Дежурный, стороживший входную дверь, пытался возражать, но был вынужден подчиниться военному со шпалой в петлицах. Вскоре отец покинул вагон, а мама осталась. Детей и кое-какие вещи передали через окно. ОтB5ц отправился в свою часть, которую разыскал уже в Ржевке, на северной окраине Ленинграда.

Спустя пару часов поезд покатил на Восток вдоль южного берега Ладожского озера — единственной линии, ещё не перерезанной немцами. Оказалось, что это был один из последних эшелонов, вырвавшихся из Ленинграда. На станции Мга нас бомбили, но, к счастью, обошлось без жертв.

Спустя сутки состав прибыл в  Ярославль. Здесь нас выгрузили из вагона и внесли в списки эвакуируемых, то есть присвоили легальный статус. Как известно, советская власть любит порядок и не терпит частных инициатив. Мы получили хлебные карточки, по миске горячего супа и направление в Цивильский район Чувашской АССР. Погрузились на баржу и отправились вниз по Волге к месту назначения.

Не стану утомлять читателя описанием нашей жизни в глухом чувашском селе Машкино, а затем — в райцентре Цивильск. Многие прошли через эту тяжелую жизнь на пороге голода и оставили свои воспоминания. Быть может, наше положение было даже чуть легче, чем у большинства эвакуированных беженцев. Местная власть чем-то нам помогала. Так, нас вселили в избу, не спрося на то согласия хозяйки, а дед, присоединившийся к нам позже, получил «джоб» сборщика налога с продавцов на базаре (как-никак, три сына на фронте!). Тётка, сестра мамы, успевшая до войны закончить три курса медицинского института, работала врачом-эпидемиологом, а мама получала работу на птицеферме и что-то получала по денежному аттестату отца.

Там я впервые узнал от соседских мальчишек, что я еврей, хотя местные чуваши плохо представляли, что это такое. Враждебного отношения к евреям там не было, зато чувствовалось напряжение в отношенииях местного населения и эвакуированных (впрочем, в большинстве евреев). Не могу удержаться и не сообщить, что уже тогда я проявлял опасное вольнодумство и непослушание властям.
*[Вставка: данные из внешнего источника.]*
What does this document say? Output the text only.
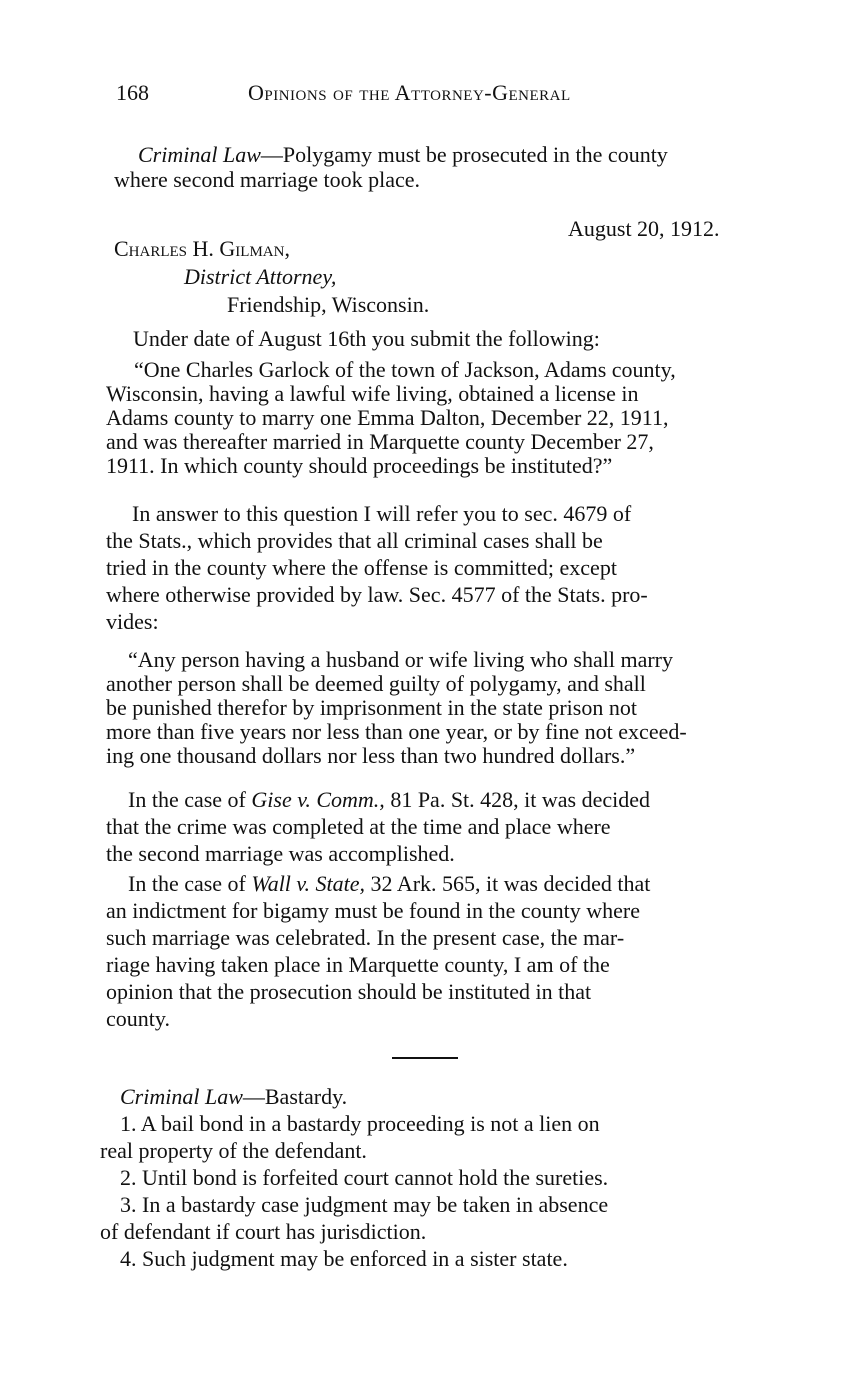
168	Opinions of the Attorney-General
Criminal Law—Polygamy must be prosecuted in the county
where second marriage took place.
August 20, 1912.
Charles H. Gilman,
District Attorney,
Friendship, Wisconsin.
Under date of August 16th you submit the following:
“One Charles Garlock of the town of Jackson, Adams county,
Wisconsin, having a lawful wife living, obtained a license in
Adams county to marry one Emma Dalton, December 22, 1911,
and was thereafter married in Marquette county December 27,
1911. In which county should proceedings be instituted?”
In answer to this question I will refer you to sec. 4679 of
the Stats., which provides that all criminal cases shall be
tried in the county where the offense is committed; except
where otherwise provided by law. Sec. 4577 of the Stats. pro-
vides:
“Any person having a husband or wife living who shall marry
another person shall be deemed guilty of polygamy, and shall
be punished therefor by imprisonment in the state prison not
more than five years nor less than one year, or by fine not exceed-
ing one thousand dollars nor less than two hundred dollars.”
In the case of Gise v. Comm., 81 Pa. St. 428, it was decided
that the crime was completed at the time and place where
the second marriage was accomplished.
In the case of Wall v. State, 32 Ark. 565, it was decided that
an indictment for bigamy must be found in the county where
such marriage was celebrated. In the present case, the mar-
riage having taken place in Marquette county, I am of the
opinion that the prosecution should be instituted in that
county.
Criminal Law—Bastardy.
1. A bail bond in a bastardy proceeding is not a lien on
real property of the defendant.
2. Until bond is forfeited court cannot hold the sureties.
3. In a bastardy case judgment may be taken in absence
of defendant if court has jurisdiction.
4. Such judgment may be enforced in a sister state.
Была тогда такая популярная песня:

Мы готовы к бою, товарищ Ворошилов,
Мы готовы к бою, Сталин — наш отец.

Я же декларировал её по-своему:

Мы готовы к бою, товарищ Ворошилов,
Мы готовы к бою, папа наш отец!

В Ленинград мы вернулись через три года, за этим последовали Белоруссия, Польша и Германия с госпиталем Второго белорусского фронта, где служил отец, а мама работала вольнонаёмной. Но это уже другая история.

P.S.

Недавно, без всяких моих обращений, я получил официальную бумагу из государственного учреждения, признающую меня «спасшимся от Шоа», Холокоста. Теперь мне позволено бесплатно получать лекарства в пределах стандартной корзины. Спасибо, конечно, но так ли уж это нужно? По моему разумению, «спасшимся от Катастрофы» следует считать каждого еврея Европы, да и Африки с Азией. И не только их самих, но и их детей и внуков.
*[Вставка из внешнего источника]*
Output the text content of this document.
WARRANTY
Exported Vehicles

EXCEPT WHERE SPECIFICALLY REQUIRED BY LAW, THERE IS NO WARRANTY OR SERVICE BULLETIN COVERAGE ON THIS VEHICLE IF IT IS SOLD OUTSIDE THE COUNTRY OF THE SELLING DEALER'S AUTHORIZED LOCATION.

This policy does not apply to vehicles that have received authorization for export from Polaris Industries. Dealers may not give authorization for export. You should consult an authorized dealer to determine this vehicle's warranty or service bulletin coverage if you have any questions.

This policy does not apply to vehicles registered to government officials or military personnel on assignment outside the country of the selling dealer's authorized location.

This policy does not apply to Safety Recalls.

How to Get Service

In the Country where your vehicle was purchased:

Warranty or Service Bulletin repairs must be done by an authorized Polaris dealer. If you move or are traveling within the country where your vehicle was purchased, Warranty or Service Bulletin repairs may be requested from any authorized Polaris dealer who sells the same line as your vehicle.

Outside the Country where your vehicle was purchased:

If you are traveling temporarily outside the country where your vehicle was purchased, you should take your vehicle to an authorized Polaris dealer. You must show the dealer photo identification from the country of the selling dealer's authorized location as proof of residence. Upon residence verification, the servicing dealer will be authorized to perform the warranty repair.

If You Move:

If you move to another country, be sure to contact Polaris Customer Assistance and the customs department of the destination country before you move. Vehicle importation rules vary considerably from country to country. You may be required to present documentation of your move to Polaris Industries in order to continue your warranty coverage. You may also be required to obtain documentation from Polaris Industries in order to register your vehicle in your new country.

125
Были ли озабочены советские власти спасением евреев? Ни в коей мере! Да и западные демократии вели себя не многим лучше. У всех у них были свои государственные интересы и стратегические цели в той войне, и спасение евреев в их число не входило. Если и случалось такое, что какие-то евреи спаслись в результате действий союзников, то это были побочные и случайные результаты.

Повторю ещё раз: тем, кто спаслись — повезло. И сейчас каждый спасшийся может вспомнить и рассказать, как именно это произошло. Но у половины евреев Европы и Советского Союза такой возможности не представилось. Они не расскажут как власти этих стран и весь мир бросили их на произвол судьбы.